On a beau chercher sur son site, la Fédération Française des Télécoms conserve un silence poli sur le projet de loi sur le renseignement. Stéphane Richard, le patron d’Orange, s’est cependant inquiété des versants techniques du texte, puisqu’il autorise expressément une intervention directe sur les infrastructures des fournisseurs d’accès, notamment.

La semaine dernière, lors de son audition en commission des affaires culturelles, le numéro un d’Orange a été questionné sur le projet de loi sur le renseignement. À cette occasion, Stéphane Richard a émis deux considérations de principe. Orange se dit tout d’abord « assez réticent à l’idée de voir s’installer dans nos réseaux, des équipements étrangers à l’entreprise. C’est un risque de rupture de la capacité de maintenance et d’architecture cohérente d’un réseau. Il faudra bien réfléchir à cela parce qu’avoir dans nos propres réseaux des équipements que nous n’opérons pas de fait, qui sont opérés par des personnels extérieurs à l’entreprise, c’est un sujet très très compliqué et qui comprend un certain nombre de risques ».

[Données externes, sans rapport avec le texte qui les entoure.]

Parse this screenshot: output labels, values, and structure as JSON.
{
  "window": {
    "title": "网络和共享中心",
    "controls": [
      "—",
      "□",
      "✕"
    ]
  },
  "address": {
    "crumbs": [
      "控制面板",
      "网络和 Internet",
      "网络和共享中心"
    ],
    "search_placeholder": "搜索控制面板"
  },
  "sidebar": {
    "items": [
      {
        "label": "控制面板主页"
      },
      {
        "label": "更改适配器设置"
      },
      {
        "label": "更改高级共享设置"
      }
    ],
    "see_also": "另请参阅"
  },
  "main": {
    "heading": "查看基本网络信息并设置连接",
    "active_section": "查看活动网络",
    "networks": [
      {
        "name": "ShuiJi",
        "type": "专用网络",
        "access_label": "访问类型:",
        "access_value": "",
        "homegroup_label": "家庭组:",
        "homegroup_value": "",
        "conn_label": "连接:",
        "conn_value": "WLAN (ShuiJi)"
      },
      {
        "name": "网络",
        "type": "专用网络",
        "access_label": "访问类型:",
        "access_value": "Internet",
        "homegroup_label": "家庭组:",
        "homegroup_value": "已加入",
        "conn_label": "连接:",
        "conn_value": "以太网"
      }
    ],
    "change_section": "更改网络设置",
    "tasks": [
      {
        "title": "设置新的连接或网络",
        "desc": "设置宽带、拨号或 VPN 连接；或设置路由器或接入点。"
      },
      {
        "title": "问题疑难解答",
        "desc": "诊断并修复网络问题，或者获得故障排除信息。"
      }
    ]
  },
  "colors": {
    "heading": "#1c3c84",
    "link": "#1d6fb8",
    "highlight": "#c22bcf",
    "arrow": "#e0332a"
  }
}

Le patron d’Orange fait ici référence aux fameuses « boîtes noires », en fait un système informatisé placé sur les tuyaux des FAI (mais également les serveurs des hébergeurs ou sur les sites des éditeurs) qui tentera par une analyse des flux de détecter la présence d’une potentielle menace terroriste. L’expression « boîte noire » n’est pas issue de l’imagination fertile des opposants, mais avait été soufflée par un des conseillers techniques du gouvernement pour justement mettre en avant l’absence de visibilité par les acteurs du Net.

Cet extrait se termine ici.